Last year I was in the audience for a panel discussion at a professional conference. Every single member of the panel was a balding middle-aged man. It was as several members of the audience pointed out, cringe-making.
It has reached the stage where the low number of women in the Liberal Democrat group in the Commons strikes me it the same way.
You can say in our defence that we do not have safe seats into which we can parachute female candidates. You can say we had plenty of women candidates in promising seats at the last election – but the problem is that we did not win them. You can say we are selecting plenty of women in seats that look promising next time around.
Now Nick Clegg, according to today’s Independent, is considering imposing all-woman shortlists on the party.
That, of course, is not in Nick’s gift. He would have to convince the party conference to support the measure.
And my heart is not in the idea. My ideal is still Liberal Democrat members selecting the best candidate for the seat, irrespective of sex, race or anything else.
But if you feel we have reached the point where Something Must Be Done, then I would much rather see all-woman shortlists than the Leadership Programme we have at present as the solution to this problem.

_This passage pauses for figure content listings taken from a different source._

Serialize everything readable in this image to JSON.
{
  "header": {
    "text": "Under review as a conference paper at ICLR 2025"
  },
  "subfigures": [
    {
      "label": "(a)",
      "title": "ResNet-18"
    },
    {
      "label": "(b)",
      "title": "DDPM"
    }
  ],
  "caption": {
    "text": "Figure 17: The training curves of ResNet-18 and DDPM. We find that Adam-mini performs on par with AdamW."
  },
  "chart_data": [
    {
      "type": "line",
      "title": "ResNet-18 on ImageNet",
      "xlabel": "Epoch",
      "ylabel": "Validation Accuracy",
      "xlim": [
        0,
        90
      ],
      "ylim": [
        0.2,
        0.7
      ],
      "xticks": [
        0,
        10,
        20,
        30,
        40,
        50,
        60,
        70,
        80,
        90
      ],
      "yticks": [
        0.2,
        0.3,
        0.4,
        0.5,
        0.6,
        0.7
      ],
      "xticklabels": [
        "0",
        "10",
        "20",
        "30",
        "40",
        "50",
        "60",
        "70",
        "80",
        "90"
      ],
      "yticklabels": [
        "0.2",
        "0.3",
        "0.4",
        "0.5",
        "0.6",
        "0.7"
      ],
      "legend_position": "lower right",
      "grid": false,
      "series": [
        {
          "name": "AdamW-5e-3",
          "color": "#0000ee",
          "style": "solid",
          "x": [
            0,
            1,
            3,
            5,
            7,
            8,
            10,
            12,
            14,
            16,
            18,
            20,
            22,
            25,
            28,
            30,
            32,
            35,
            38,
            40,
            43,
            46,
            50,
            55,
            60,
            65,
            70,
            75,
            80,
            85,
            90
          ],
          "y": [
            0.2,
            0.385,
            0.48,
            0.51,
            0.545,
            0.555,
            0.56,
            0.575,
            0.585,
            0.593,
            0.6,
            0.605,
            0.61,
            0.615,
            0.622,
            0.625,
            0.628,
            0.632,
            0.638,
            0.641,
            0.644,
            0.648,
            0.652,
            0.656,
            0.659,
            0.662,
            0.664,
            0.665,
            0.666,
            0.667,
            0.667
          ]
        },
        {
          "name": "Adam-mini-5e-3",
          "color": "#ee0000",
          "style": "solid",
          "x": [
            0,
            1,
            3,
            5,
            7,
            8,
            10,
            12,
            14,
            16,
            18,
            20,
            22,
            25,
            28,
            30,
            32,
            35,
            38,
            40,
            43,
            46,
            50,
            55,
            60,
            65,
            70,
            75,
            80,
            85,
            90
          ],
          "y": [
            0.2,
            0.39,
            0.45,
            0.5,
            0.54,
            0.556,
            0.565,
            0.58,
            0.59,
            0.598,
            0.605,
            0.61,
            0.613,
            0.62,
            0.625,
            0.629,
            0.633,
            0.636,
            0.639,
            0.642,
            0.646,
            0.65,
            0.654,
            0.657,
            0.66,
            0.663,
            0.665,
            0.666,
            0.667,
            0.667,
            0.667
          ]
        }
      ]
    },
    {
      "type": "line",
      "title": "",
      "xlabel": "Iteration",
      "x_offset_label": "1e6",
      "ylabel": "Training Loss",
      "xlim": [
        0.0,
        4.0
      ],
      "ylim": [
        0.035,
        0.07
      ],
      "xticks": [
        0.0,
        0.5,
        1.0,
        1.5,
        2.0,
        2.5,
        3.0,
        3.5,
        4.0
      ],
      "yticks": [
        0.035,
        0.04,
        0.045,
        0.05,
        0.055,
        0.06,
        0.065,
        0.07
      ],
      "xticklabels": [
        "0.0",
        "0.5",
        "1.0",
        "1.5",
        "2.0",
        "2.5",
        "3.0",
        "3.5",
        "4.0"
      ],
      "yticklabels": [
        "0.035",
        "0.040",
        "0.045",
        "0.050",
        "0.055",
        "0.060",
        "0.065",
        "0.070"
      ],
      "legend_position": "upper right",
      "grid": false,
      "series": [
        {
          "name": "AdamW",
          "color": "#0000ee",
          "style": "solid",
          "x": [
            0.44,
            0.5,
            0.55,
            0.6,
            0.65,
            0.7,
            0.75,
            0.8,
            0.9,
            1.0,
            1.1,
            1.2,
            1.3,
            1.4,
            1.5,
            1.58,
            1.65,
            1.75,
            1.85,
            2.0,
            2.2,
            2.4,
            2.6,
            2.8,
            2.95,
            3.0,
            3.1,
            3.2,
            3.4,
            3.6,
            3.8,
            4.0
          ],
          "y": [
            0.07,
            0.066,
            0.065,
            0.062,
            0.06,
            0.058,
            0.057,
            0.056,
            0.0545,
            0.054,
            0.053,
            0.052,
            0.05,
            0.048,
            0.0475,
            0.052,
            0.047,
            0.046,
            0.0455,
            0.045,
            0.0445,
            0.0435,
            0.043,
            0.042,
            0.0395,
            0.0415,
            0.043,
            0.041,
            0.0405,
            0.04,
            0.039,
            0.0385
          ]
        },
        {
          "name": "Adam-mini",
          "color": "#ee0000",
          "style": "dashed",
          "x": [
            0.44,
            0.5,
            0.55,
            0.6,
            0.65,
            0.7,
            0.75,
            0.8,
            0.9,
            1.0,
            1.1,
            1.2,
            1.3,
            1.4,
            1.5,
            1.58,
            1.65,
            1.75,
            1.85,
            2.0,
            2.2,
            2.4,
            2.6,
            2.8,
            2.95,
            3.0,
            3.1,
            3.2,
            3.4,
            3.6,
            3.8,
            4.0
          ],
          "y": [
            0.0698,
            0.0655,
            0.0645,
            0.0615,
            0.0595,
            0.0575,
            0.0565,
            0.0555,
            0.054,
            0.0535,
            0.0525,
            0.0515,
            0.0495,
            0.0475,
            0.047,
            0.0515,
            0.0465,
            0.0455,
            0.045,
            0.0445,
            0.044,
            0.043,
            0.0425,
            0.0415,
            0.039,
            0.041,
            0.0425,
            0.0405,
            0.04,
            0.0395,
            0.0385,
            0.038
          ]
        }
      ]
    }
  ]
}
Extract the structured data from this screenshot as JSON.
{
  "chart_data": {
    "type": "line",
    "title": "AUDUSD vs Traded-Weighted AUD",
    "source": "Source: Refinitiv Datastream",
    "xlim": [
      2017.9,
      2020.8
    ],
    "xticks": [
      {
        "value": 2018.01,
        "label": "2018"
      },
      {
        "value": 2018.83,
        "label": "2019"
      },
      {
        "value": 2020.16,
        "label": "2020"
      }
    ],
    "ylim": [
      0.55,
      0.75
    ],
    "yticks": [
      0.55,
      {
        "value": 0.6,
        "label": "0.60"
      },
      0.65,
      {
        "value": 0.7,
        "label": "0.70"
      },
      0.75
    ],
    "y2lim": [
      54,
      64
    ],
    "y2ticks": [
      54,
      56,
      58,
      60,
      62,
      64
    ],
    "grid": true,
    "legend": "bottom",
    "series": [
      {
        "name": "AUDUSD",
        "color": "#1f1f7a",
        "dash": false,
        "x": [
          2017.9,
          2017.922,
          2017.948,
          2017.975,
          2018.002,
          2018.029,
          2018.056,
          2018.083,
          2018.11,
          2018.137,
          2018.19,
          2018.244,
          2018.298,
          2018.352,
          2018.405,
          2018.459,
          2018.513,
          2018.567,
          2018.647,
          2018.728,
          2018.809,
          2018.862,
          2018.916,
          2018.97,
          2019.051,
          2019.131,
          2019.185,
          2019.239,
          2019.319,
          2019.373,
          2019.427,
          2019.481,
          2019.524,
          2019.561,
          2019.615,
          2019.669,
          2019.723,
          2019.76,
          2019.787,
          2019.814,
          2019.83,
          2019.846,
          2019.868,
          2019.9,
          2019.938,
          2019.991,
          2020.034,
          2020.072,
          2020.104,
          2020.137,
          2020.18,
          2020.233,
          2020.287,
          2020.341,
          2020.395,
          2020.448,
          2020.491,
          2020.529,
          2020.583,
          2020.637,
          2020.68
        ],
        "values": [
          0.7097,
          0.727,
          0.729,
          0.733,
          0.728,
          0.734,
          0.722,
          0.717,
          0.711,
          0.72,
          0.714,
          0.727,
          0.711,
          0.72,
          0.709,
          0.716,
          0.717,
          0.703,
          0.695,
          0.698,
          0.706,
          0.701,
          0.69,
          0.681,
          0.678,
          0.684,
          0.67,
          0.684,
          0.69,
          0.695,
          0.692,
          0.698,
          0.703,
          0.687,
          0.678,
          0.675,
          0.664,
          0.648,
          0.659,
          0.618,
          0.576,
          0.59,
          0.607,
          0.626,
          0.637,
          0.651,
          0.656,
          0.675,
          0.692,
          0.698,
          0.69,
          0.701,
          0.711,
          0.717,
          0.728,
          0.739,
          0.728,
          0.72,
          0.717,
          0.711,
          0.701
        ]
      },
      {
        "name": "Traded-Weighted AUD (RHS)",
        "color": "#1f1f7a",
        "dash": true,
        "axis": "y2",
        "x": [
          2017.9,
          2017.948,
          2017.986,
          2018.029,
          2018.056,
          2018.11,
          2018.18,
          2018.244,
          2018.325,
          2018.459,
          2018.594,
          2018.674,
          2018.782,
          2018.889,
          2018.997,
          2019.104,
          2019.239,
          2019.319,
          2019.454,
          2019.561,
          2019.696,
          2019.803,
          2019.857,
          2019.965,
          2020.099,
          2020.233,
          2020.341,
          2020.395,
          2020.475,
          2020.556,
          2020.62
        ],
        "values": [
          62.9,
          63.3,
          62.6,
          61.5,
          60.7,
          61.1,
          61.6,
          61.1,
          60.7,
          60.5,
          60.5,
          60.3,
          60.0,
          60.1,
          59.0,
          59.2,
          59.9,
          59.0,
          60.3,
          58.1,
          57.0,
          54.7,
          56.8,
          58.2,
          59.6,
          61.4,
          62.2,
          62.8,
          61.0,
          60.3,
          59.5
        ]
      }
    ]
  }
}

This is for two reasons. The first is that it involves the party establishment picking favourite sons and daughters who will then expect to be provided with agreeable seats to fight. This gives that establishment too much power, and I would rather see candidates fighting their way up from the bottom. There is also the point that some of those chosen, for the initial intake at least, seemed to be doing very well without any special help from the top.
More fundamentally, the Leadership Programme fails to challenge the part sufficiently. It says, in effect, that women candidates are not as good, but with the proper training they can be just as good as white men. What looks radical at the outset turns out to be deeply conservative.
When you set it against all those faults, it is hard to argue that all-woman shortlists would not be an improvement.